Il tema con lo stupro e la differenza tra palmo e dorso nell’amore

Il tema con lo stupro e la differenza tra palmo e dorso nell’amore

2 Febbraio 2024 0 Di Lidano Grassucci

Leggo di una ragazza di Latina (della provincia) che scrive su un tema al liceo sulle vicende di Giulia Cecchettin, la ragazza uccisa dal suo “fidanzato” in Veneto, e racconta la sua personale tragedia. Una storia di quella prepotenza che si nasconde dietro la parola amore e che genera neanche amori malati, ma possessi criminali. Ci sono sfere della vita che dovrebbero essere salve dal dolore, dovrebbero essere per definizione vita e non morte.

Ma cosa c’è di più umano, bello, letterario di un incontro libero tra due anime, dove nessuno ordina, dove nessuno è ordinato ma tutto è scelto nel miracolo di scegliere lo stesso?

Come si può pretendere quello che non è nella “disponibilità” di alcuno.
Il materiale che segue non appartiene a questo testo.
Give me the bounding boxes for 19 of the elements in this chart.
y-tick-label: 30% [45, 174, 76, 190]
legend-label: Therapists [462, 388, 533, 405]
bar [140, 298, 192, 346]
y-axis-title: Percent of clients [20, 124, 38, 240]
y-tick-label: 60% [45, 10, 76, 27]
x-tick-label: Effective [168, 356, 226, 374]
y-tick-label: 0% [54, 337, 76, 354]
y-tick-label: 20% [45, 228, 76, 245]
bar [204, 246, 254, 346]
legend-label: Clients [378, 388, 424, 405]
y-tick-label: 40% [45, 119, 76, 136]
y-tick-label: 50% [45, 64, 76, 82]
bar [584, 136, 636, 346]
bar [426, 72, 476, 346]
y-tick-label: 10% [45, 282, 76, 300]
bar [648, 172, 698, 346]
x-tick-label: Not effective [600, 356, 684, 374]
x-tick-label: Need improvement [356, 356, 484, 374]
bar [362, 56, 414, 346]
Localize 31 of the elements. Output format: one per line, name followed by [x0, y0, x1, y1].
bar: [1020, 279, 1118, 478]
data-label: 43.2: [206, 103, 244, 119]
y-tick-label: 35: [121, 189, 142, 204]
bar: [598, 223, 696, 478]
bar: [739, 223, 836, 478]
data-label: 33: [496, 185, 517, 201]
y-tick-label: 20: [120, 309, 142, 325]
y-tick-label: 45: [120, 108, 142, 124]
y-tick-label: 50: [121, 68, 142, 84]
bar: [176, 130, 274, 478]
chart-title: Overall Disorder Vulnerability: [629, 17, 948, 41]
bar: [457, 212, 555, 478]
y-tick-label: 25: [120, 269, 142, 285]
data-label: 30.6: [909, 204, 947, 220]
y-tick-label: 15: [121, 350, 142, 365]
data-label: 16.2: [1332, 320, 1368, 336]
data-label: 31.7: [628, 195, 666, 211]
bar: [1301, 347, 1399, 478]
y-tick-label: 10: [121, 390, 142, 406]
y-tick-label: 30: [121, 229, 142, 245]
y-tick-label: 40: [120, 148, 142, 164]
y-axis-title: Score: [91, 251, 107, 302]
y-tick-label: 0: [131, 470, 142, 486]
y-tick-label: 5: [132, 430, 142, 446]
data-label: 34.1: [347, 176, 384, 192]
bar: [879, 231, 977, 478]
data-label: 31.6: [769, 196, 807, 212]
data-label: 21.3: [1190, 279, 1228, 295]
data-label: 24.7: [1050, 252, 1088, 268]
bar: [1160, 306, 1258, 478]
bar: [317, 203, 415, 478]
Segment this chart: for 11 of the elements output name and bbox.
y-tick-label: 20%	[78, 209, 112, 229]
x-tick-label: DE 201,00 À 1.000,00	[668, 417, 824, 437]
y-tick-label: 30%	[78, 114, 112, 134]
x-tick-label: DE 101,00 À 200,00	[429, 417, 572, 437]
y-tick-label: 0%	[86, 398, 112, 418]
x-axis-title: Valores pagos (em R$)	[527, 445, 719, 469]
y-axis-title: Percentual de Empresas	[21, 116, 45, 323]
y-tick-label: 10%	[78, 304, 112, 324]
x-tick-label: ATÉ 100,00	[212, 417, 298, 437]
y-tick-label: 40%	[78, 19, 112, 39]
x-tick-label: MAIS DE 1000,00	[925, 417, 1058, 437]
Perchè l’amore non è “disponibile” neanche per gli innamorati a cui viene in dote dalla sorte, in dono per angeli, in dispetto di demoni, nel caso di magie, o solo perchè non ci puoi fare niente. Invece c’è chi dice “è mio” l’amore, quel che non è nella disponibilità di alcuno.

Posso essere il padrone dell’aria? Delle stelle? Ordinare alle stelle di essere non nel firmamento ma esclusive di un avido sguardo. Invece posso stare nel medesimo cielo delle stelle e sentirmi me e cielo, me e stella nella generosità esclusiva della bellezza.

Ho imparato questo da uno sfregio che feci ad una farfalla. Era bellissima ali che avevano mille colori, più dei fiori, era così bella che la volevo solo mia, la volevo togliere agli occhi degli altro. La preso in mano e chiusi la mano, era dentro me, ma quando aprii la mano di nuovo: lei non aveva colore, non aveva speranza, non era più.

Avevo ucciso una farfalla.

Compresi che l’amore non è il palmo stretto ma è quel che mi capitò dopo quando una farfalla che di colori ne aveva anche di più si posò libera sul dorso della mia mano e stette lì da me voluta, da lei scelto. Ogni tanto ingigantiva le ali per farsi ammirare, poi le ritraeva per dirmi che c’era. Io muovevo solo il dorso con la delicatezza della brezza del mattino, con l’ammirazione che tenevo per il blu profondo incontrato nel mare quella volta che andai per mare.

Ai ragazzi, agli orchi, andrebbero insegnate le delicatezze delle farfalle, la forza della mano che non sta nella strette di un pugni, ma nel dorso di una mano aperta neanche per accarezzare ma per ospitare. Altro non dobbiamo dire, per salvare dalla “proprietà” l’amore che è “libertà”, dobbiamo solo usare non il palmo della mano a strappare, ma il dorso ad ospitare.

Quel ragazzo non conosce l’amore, la ragazza ha sentito che ha a che fare con il dolore: una farfalla si è fatto orco, una farfalla ha perso colore, tutti abbiamo perso l’amore, e non è una pagina di cronaca, ma un passo nella vita, un passo nel deserto.